Control (2007) dir. Anton Corbijn
Starring: Sam Riley, Samantha Morton
In my best Mancunian accent, “’Control’ is focking brilliant, yeah!”. Anton Corbijn’s film documents the tragic life and death of Joy Division lead singer Ian Curtis. Corbijn subverted all my expectations about the rock’n’roll genre. Though it’s a film about an artist suffering from depression, it manages to escape the downbeat nature of despair, instead examining the fear of not being able to control one’s life. It’s also the soundtrack of the year, and reminds us of the great transitional period of pop music.
Cobijn shoots the film in glorious black and white, I imagine, to recreate the feeling of watching Joy Division’s famed tele-gigs on those 14-inch black and white televisions that were common in the day. The film opens with Ian Curtis (Sam Riley) as a scrawny, quiet and somewhat anti-social 16-year-old whose drab life in working-class Manchester consists of going to school, working a lowly civil service desk job and dreaming of a musical life like his idols, David Bowie, Iggy Pop and Lou Reed. Despite his young age he falls in love with and marries his local sweetheart, Natalie (Samantha Morton). In the burgeoning years of Curtis’s career, Natalie and Curtis lead a surprisingly dull domestic life – nothing befitting the typical rock and roll lifestyle.
We get to see the traditional timeline series of events that builds Curtis’s career from wannabe musician to being the ‘it’ band of the country. We get to see their early gigs performing under the name “Warsaw”, their introduction to the famed British TV personality, Tony Wilson (Craig Parkinson) and their raucous manager, Rob Gretton (Tony Kebbell). Though Curtis loves his intensely loyal wife, he does succumb to the usual trappings of the on-the-road rock band lifestyle. He develops a relationship with a gorgeous Belgian fan and for the course of the film has difficulty being honest with both women. Curtis sees his life flash before his eyes when he discovers he suffers from epilepsy and is forced to depend on a pharmacy of drugs to curb the disease. Curtis’s life spirals downward as the mental depression from the drugs stunts his relationships. As a performer, his popularity still increases at the expense of a nightly battle to keep up the lively antics that has made him a star. It shouldn’t be a surprise to anyone that the film ends tragically. Curtis’ last days in his home, listening to Bowie records, is an emotional cinematic moment. The rest is rock and roll history.

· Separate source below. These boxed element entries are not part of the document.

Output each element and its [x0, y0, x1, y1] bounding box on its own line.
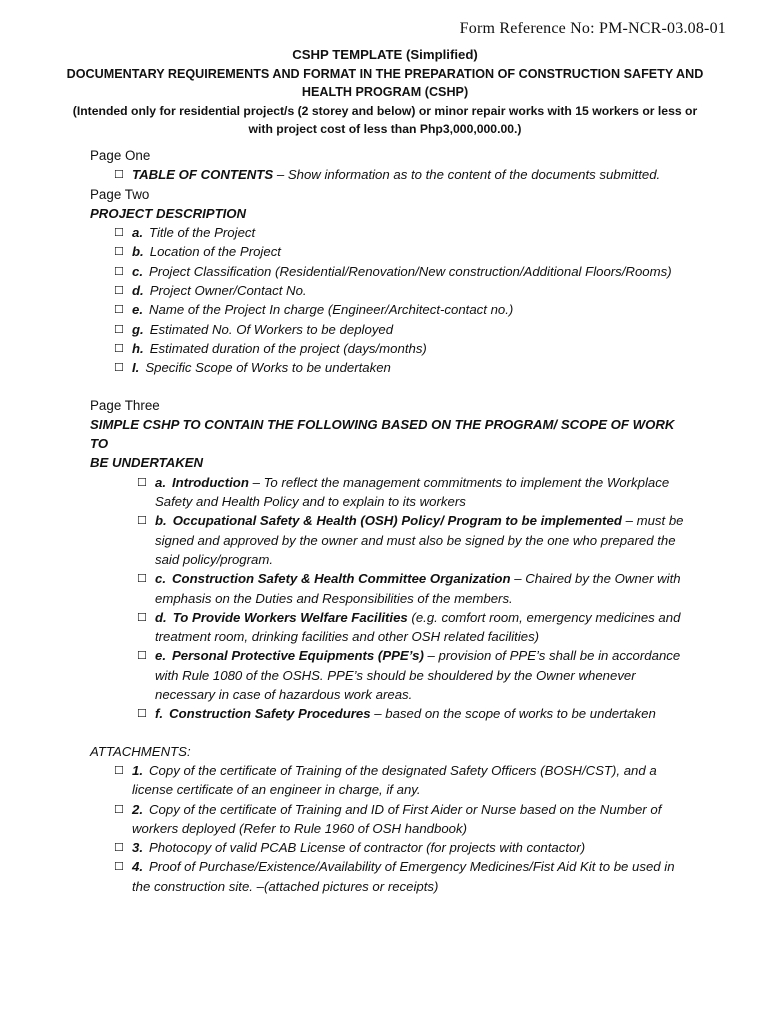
cshp-item: [137, 646, 690, 704]
item-description: – provision of PPE’s shall be in accordance with Rule 1080 of the OSHS. PPE’s should be shouldered by the Owner whenever necessary in case of hazardous work areas.: [155, 648, 681, 703]
item-description: – Chaired by the Owner with emphasis on the Duties and Responsibilities of the members.: [155, 571, 681, 606]
checkbox-icon: ☐: [114, 802, 124, 816]
attachment-item-text: [132, 857, 690, 896]
item-marker: 2.: [132, 801, 143, 817]
item-marker: e.: [132, 302, 143, 318]
page-one-label: Page One: [90, 148, 151, 163]
checkbox-icon: ☐: [137, 649, 147, 663]
checkbox-icon: ☐: [114, 303, 124, 317]
checkbox-icon: ☐: [137, 610, 147, 624]
item-description: – must be signed and approved by the owner and must also be signed by the one who prepared the said policy/program.: [155, 513, 684, 567]
cshp-item: [137, 569, 690, 608]
project-description-item: [114, 242, 690, 261]
item-marker: g.: [132, 321, 144, 337]
item-marker: I.: [132, 360, 140, 376]
project-description-item-text: [132, 358, 690, 377]
item-title: Construction Safety Procedures: [169, 706, 371, 722]
cshp-item-text: [155, 511, 690, 569]
cshp-item: [137, 608, 690, 647]
attachment-item-text: [132, 838, 690, 857]
item-description: Copy of the certificate of Training and ID of First Aider or Nurse based on the Number of workers deployed (Refer to Rule 1960 of OSH handbook): [132, 801, 662, 836]
item-title: Personal Protective Equipments (PPE’s): [172, 648, 424, 664]
item-marker: a.: [132, 225, 143, 241]
toc-text: – Show information as to the content of the documents submitted.: [273, 167, 661, 183]
item-description: – based on the scope of works to be undertaken: [370, 706, 656, 722]
item-description: Specific Scope of Works to be undertaken: [145, 360, 391, 376]
checkbox-icon: ☐: [114, 322, 124, 336]
item-marker: b.: [132, 244, 144, 260]
item-marker: f.: [155, 706, 164, 722]
project-description-item-text: [132, 262, 690, 281]
project-description-item-text: [132, 223, 690, 242]
item-marker: c.: [155, 571, 166, 587]
checkbox-icon: ☐: [137, 475, 147, 489]
checkbox-icon: ☐: [114, 226, 124, 240]
project-description-item-text: [132, 300, 690, 319]
checkbox-icon: ☐: [114, 284, 124, 298]
project-description-item: [114, 223, 690, 242]
document-header: [60, 46, 710, 139]
scope-note-line-1: (Intended only for residential project/s (2 storey and below) or minor repair works with 15 workers or less or: [72, 103, 698, 118]
project-description-item: [114, 358, 690, 377]
attachment-item: [114, 761, 690, 800]
item-description: Estimated No. Of Workers to be deployed: [149, 321, 394, 337]
form-reference: Form Reference No: PM-NCR-03.08-01: [459, 20, 726, 37]
item-description: Location of the Project: [149, 244, 281, 260]
item-description: Estimated duration of the project (days/months): [149, 340, 427, 356]
project-description-item-text: [132, 242, 690, 261]
item-title: To Provide Workers Welfare Facilities: [172, 609, 408, 625]
cshp-item-text: [155, 569, 690, 608]
checkbox-icon: ☐: [137, 572, 147, 586]
item-description: Name of the Project In charge (Engineer/Architect-contact no.): [149, 302, 514, 318]
project-description-item-text: [132, 320, 690, 339]
item-description: Photocopy of valid PCAB License of contractor (for projects with contactor): [149, 840, 586, 856]
checkbox-icon: ☐: [114, 841, 124, 855]
item-marker: 3.: [132, 840, 143, 856]
attachments-label: ATTACHMENTS:: [90, 743, 191, 759]
item-marker: d.: [155, 609, 167, 625]
cshp-item-text: [155, 646, 690, 704]
item-description: Proof of Purchase/Existence/Availability of Emergency Medicines/Fist Aid Kit to be used in the construction site. –(attached pictures or receipts): [132, 859, 675, 894]
checkbox-icon: ☐: [114, 763, 124, 777]
item-description: Title of the Project: [149, 225, 256, 241]
checkbox-icon: ☐: [114, 341, 124, 355]
item-description: Project Owner/Contact No.: [149, 283, 307, 299]
attachment-item-text: [132, 761, 690, 800]
project-description-item-text: [132, 339, 690, 358]
checkbox-icon: ☐: [114, 264, 124, 278]
item-title: Occupational Safety & Health (OSH) Policy/ Program to be implemented: [172, 513, 622, 529]
item-marker: e.: [155, 648, 166, 664]
document-body: [90, 146, 690, 896]
attachments-list: [90, 761, 690, 896]
item-description: (e.g. comfort room, emergency medicines and treatment room, drinking facilities and other OSH related facilities): [155, 609, 681, 645]
project-description-item: [114, 339, 690, 358]
project-description-list: [90, 223, 690, 377]
item-marker: c.: [132, 263, 143, 279]
checkbox-icon: ☐: [114, 245, 124, 259]
project-description-item-text: [132, 281, 690, 300]
checkbox-icon: ☐: [137, 514, 147, 528]
item-marker: b.: [155, 513, 167, 529]
cshp-item: [137, 473, 690, 512]
checkbox-icon: ☐: [114, 860, 124, 874]
item-description: Project Classification (Residential/Renovation/New construction/Additional Floors/Rooms): [149, 263, 672, 279]
item-description: – To reflect the management commitments to implement the Workplace Safety and Health Policy and to explain to its workers: [155, 474, 670, 510]
item-marker: 1.: [132, 762, 143, 778]
project-description-item: [114, 262, 690, 281]
item-marker: 4.: [132, 859, 143, 875]
cshp-item-text: [155, 473, 690, 512]
cshp-item-text: [155, 608, 690, 647]
item-title: Construction Safety & Health Committee Organization: [172, 571, 511, 587]
item-description: Copy of the certificate of Training of the designated Safety Officers (BOSH/CST), and a license certificate of an engineer in charge, if any.: [132, 762, 657, 798]
attachment-item: [114, 800, 690, 839]
item-marker: a.: [155, 474, 166, 490]
item-marker: d.: [132, 283, 144, 299]
cshp-heading-line-2: BE UNDERTAKEN: [90, 455, 204, 471]
toc-label: TABLE OF CONTENTS: [132, 167, 274, 183]
document-title: CSHP TEMPLATE (Simplified): [292, 47, 478, 62]
attachment-item-text: [132, 800, 690, 839]
project-description-heading: PROJECT DESCRIPTION: [90, 205, 247, 221]
toc-item: [114, 165, 690, 184]
attachment-item: [114, 838, 690, 857]
project-description-item: [114, 281, 690, 300]
cshp-item: [137, 511, 690, 569]
page-three-label: Page Three: [90, 397, 160, 413]
subtitle-line-1: DOCUMENTARY REQUIREMENTS AND FORMAT IN THE PREPARATION OF CONSTRUCTION SAFETY AND: [66, 66, 704, 81]
project-description-item: [114, 320, 690, 339]
item-title: Introduction: [172, 474, 249, 490]
checkbox-icon: ☐: [114, 361, 124, 375]
cshp-item-text: [155, 704, 690, 723]
subtitle-line-2: HEALTH PROGRAM (CSHP): [301, 85, 469, 99]
checkbox-icon: ☐: [114, 168, 124, 182]
scope-note-line-2: with project cost of less than Php3,000,000.00.): [248, 122, 522, 136]
checkbox-icon: ☐: [137, 707, 147, 721]
cshp-content-list: [90, 473, 690, 724]
cshp-heading-line-1: SIMPLE CSHP TO CONTAIN THE FOLLOWING BASED ON THE PROGRAM/ SCOPE OF WORK TO: [90, 416, 675, 452]
item-marker: h.: [132, 340, 144, 356]
cshp-item: [137, 704, 690, 723]
page-two-label: Page Two: [90, 186, 150, 202]
attachment-item: [114, 857, 690, 896]
project-description-item: [114, 300, 690, 319]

At the beginning of the screening director Anton Corbijn introduced the film and told us how he came to the U.K. in 1973 and established a relationship with Joy Division. Clearly Corbijn knew the band and the man intimately and the evidence is on the screen. Sam Riley plays Curtis with such sincerity we desperately want Curtis to find happiness. The camera loves Riley. His large doughy eyes are like a puppy dog longing for his master. The inability of Curtis to reconcile and take control of his life is so saddening - hence the title of the film. “Control” is not about sex, drugs and rock and roll, nor is it about the descent into drug-induced depression, as say, a Kurt Cobain film might be. It’s about a gentle man who, because of God’s will, reluctantly loses his control over his life.

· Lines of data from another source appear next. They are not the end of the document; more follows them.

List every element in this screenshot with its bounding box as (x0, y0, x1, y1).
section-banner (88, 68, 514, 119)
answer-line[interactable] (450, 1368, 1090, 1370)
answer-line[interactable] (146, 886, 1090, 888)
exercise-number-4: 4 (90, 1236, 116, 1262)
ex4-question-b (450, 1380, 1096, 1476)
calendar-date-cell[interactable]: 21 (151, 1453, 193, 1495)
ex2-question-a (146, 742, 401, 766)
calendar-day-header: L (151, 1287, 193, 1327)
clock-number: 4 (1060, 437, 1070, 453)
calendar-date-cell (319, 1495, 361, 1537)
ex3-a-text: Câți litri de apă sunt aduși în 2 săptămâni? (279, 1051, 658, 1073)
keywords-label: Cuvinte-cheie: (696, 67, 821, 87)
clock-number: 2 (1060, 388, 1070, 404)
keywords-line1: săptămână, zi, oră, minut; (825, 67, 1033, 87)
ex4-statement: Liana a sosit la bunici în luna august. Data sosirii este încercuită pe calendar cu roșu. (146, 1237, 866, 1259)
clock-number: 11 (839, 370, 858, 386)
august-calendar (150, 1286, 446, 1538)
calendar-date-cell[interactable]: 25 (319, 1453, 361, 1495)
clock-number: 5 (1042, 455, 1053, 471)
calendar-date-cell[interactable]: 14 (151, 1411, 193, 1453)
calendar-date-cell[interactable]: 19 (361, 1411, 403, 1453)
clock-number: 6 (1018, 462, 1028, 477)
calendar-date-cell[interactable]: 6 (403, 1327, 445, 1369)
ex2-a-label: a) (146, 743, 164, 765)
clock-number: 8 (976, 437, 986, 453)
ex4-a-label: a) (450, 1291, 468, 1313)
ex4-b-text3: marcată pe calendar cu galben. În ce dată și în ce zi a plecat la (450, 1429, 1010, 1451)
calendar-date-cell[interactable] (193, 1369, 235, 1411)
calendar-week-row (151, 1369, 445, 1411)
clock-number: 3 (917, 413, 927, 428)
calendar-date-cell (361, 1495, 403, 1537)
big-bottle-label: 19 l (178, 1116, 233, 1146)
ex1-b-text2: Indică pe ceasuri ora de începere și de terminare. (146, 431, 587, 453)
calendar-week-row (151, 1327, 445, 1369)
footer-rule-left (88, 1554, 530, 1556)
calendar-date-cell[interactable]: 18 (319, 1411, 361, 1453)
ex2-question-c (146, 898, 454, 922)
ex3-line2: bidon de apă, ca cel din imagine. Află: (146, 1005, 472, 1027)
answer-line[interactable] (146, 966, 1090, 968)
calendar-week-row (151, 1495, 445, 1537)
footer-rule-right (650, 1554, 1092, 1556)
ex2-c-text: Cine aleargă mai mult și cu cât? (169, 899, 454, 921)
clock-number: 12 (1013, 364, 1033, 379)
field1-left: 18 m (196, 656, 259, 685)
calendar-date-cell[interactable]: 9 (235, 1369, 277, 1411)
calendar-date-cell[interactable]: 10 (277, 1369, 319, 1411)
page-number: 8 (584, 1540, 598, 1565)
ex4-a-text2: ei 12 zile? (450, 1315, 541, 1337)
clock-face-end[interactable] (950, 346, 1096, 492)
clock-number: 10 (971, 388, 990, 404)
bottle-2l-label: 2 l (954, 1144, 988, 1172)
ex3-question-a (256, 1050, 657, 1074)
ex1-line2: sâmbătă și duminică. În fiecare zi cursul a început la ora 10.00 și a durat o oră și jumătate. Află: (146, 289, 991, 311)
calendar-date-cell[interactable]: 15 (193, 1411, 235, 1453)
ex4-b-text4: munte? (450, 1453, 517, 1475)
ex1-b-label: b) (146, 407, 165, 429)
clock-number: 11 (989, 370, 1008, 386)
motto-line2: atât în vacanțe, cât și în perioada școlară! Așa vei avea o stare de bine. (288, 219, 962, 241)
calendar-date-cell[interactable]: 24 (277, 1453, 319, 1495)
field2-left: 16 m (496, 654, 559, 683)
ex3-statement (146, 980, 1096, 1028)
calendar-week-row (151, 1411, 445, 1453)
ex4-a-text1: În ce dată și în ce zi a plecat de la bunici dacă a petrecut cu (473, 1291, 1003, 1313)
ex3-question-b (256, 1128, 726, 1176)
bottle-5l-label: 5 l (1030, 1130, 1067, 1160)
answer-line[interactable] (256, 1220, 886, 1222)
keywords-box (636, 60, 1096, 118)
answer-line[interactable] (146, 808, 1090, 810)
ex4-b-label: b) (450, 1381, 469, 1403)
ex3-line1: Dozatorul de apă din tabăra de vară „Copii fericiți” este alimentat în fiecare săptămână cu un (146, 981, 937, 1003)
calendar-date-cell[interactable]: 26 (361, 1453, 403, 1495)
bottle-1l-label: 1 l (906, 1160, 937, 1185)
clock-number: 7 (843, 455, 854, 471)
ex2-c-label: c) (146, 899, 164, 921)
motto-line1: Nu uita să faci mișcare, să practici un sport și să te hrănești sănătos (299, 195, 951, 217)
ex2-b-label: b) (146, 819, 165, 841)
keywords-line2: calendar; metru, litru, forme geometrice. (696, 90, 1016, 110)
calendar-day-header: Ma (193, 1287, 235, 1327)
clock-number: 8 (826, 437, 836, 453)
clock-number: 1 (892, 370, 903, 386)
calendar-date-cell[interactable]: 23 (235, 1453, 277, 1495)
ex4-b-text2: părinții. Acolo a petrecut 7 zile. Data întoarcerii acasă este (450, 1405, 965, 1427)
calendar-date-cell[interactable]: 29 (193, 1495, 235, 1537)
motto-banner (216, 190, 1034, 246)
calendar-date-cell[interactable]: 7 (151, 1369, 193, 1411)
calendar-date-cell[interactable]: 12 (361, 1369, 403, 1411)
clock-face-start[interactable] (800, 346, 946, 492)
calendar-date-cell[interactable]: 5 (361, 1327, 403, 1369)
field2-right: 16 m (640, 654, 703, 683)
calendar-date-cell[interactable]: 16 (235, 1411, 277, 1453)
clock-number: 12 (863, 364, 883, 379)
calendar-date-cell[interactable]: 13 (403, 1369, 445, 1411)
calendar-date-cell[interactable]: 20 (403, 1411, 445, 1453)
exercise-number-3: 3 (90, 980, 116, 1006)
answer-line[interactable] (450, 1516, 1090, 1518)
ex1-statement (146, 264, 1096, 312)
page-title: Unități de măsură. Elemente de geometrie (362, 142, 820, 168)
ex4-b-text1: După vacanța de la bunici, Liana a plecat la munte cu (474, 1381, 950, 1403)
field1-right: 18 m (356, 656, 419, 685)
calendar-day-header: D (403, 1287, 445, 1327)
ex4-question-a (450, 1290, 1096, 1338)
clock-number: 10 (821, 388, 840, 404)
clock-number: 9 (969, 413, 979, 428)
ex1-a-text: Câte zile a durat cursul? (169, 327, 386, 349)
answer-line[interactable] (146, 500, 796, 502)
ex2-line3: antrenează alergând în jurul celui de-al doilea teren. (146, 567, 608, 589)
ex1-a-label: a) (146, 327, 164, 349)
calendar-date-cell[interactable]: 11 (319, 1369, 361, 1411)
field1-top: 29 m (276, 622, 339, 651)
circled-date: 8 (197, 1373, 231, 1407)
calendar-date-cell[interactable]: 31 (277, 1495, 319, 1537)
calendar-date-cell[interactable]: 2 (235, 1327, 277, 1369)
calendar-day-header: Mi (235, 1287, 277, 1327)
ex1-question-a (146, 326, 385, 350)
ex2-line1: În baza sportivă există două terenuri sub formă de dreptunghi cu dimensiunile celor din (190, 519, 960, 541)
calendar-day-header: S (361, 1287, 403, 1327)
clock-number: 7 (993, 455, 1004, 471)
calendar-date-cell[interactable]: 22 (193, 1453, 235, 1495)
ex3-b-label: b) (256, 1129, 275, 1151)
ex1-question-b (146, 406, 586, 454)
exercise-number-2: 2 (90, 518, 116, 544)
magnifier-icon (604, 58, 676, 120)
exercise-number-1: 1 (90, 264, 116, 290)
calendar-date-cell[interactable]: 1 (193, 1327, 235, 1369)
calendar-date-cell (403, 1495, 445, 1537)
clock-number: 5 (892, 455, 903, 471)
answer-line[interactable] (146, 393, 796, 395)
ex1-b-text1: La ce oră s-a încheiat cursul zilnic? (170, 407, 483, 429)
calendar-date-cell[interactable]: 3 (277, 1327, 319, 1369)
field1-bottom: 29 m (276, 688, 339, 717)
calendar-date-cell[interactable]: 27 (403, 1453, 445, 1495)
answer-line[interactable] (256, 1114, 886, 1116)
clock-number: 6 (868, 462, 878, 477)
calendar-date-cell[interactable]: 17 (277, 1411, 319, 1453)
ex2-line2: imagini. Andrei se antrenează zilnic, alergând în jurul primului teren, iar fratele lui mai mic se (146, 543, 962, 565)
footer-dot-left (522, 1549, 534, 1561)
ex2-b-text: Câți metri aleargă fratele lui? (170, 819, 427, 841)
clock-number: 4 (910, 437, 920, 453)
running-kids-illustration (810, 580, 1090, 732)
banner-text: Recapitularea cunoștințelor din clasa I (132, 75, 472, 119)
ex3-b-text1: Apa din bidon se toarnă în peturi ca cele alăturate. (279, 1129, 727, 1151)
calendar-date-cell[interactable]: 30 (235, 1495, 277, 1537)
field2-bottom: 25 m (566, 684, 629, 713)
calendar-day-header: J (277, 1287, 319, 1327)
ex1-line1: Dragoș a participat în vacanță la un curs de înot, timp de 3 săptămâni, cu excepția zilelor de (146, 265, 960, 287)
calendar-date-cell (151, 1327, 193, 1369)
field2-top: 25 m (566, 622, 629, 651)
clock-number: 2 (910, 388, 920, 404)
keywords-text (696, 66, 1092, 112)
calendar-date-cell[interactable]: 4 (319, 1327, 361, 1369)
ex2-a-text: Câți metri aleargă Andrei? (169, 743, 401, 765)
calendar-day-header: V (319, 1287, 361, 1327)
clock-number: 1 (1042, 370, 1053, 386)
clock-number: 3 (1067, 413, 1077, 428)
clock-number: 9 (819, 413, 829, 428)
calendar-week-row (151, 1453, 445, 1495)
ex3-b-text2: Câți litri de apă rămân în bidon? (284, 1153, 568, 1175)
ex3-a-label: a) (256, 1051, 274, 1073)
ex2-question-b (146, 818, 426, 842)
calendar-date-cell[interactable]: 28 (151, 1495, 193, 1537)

The music is awesome. Corbijn, who has directed music videos for Depeche Mode and U2, knows his way around a stage. In the concert scenes, Corbijn turns up the volume significantly higher than the rest of the dialogue to the point where it actually feels like a real concert. The bass is cranked so loud you can actually feel it in your chest. I’ve never experienced that feeling in any other rock film before.
The heart of the film is the sympathetic performance of Sam Riley. He’s uncanny as Curtis, but eerily, could also play Pete Dougherty in a Libertines film if there ever was one. Of course, the film is tragic as well especially knowing that it was such a common disease that took him away from this world in the prime of his life. “Control” is a perfect film.